For Christmas we received from some dear friends a book by George Weigel entitled Roman Pilgrimage: The Station Churches, which we are using this Lent as part of our religion curriculum. Today’s station is St. George in Velabro.
Weigel says that St. George features “springing arches” to lighten the walls, fretwork windows and “two slender side aisles [that] flank a wide nave covered by a wooden ceiling with painted stars”. The church “sits in the swampy valley of the Forum. ‘Velabro’ is derived from the Latin velum [marsh], and Roman tradition has it that here, at the base of the Palatine, when the Tiber was in flood, the infants Romulus and Remus were deposited in their basket, a first moment in the founding of the city.” The church is built over the Cloaca Maxima, “ancient Rome’s great sewer”. It faces the Arch of Janus, built around 325 as an entryway for the meat market next door.

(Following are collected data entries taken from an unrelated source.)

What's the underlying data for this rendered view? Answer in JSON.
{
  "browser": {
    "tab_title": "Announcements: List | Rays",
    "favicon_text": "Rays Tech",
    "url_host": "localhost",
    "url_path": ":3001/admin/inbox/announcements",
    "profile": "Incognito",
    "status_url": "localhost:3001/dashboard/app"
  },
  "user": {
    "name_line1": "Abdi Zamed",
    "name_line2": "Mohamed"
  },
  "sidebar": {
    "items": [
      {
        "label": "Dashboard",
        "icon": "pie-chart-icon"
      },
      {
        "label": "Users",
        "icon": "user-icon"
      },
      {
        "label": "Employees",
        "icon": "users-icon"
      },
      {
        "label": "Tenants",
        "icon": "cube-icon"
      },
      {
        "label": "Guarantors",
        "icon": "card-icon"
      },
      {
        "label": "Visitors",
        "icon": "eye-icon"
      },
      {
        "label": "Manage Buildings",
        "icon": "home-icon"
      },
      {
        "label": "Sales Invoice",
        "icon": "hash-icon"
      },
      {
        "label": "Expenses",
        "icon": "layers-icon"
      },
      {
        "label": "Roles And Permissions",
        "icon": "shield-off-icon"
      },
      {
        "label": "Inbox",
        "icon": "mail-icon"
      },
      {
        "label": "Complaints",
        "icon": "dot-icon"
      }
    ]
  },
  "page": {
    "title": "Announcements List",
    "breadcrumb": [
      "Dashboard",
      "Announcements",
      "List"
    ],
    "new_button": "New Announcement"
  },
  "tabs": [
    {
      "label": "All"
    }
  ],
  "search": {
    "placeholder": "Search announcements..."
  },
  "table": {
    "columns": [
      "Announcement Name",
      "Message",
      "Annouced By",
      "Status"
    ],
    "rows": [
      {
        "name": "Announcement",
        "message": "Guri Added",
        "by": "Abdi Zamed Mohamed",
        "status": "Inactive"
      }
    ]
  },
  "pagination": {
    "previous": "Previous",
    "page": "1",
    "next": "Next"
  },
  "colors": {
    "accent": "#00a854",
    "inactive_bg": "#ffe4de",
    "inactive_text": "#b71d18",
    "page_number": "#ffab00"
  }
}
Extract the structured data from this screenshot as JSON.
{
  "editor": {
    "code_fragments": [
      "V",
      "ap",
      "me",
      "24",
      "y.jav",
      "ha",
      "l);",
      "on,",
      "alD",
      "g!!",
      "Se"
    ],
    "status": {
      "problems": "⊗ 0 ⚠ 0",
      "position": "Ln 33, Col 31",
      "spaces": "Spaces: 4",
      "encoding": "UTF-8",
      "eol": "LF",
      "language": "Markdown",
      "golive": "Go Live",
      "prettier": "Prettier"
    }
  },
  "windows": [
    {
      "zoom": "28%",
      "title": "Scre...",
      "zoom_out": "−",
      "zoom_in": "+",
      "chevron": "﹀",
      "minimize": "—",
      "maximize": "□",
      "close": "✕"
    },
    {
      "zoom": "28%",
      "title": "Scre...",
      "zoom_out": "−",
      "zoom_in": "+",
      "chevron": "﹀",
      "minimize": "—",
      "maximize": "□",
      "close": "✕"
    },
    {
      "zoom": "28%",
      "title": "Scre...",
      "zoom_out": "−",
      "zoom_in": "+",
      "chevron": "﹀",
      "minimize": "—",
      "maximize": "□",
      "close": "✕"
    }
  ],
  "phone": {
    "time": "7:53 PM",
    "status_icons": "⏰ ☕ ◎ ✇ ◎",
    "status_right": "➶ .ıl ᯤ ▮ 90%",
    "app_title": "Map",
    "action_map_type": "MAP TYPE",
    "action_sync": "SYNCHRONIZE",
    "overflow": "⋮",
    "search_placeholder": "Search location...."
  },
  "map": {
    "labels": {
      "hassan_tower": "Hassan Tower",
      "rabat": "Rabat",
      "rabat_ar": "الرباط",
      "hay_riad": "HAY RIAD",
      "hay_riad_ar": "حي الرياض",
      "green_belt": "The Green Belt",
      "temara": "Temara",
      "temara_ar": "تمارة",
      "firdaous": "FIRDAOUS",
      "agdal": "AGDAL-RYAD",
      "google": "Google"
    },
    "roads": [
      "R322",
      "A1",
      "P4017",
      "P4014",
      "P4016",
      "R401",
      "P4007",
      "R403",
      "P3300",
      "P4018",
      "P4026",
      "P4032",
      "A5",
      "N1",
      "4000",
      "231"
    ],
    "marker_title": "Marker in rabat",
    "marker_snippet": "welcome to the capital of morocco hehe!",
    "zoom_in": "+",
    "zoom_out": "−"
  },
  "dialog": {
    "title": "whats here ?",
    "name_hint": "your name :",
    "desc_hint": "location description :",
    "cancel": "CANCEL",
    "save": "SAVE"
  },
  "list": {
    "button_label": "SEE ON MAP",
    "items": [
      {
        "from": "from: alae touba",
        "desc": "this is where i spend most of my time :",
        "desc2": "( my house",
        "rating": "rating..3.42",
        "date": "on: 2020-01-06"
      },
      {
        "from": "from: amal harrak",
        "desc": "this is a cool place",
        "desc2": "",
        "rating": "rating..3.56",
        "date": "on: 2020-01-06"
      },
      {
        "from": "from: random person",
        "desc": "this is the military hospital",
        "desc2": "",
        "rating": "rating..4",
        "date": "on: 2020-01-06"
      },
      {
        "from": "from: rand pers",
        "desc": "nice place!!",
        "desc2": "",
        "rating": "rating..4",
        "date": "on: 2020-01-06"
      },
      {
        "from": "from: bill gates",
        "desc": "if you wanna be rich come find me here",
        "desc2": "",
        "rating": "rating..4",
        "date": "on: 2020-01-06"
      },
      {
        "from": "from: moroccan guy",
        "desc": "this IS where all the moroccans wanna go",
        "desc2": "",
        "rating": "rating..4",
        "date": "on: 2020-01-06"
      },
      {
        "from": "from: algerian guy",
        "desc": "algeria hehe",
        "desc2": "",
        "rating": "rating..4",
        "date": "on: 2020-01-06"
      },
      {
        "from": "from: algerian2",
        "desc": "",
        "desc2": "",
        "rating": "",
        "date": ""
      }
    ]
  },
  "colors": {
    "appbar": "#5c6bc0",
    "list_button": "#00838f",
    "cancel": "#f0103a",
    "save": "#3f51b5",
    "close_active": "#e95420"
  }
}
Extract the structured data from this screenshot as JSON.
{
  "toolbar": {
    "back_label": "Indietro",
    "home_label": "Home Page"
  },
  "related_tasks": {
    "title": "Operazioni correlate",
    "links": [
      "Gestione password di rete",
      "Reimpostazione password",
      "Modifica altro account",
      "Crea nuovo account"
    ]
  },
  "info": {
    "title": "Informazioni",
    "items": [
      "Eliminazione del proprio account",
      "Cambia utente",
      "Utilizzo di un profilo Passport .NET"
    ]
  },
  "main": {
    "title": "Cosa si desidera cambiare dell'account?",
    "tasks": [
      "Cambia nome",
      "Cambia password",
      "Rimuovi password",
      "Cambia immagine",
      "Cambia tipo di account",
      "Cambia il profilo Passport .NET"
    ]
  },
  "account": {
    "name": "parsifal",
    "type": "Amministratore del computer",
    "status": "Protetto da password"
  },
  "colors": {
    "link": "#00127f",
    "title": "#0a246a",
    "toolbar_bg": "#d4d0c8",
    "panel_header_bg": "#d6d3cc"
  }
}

St. George was a soldier from the eastern part of the empire. He refused to sacrifice to the emperor, and he and St. Sebastian (to whom the church is also dedicated) were tortured and killed by their fellow soldiers. In the ninth century, Pope Zachary gave St. George’s head as a relic to the church, which is now contained in a reliquary placed in a shrine inside the main altar.
According to Weigel, the interior likely contained frescoes throughout, but what now remains is a fresco over the apse by Pietro Cavallini, Christ Flanked by Mary and Sts. Peter, George and Sebastian.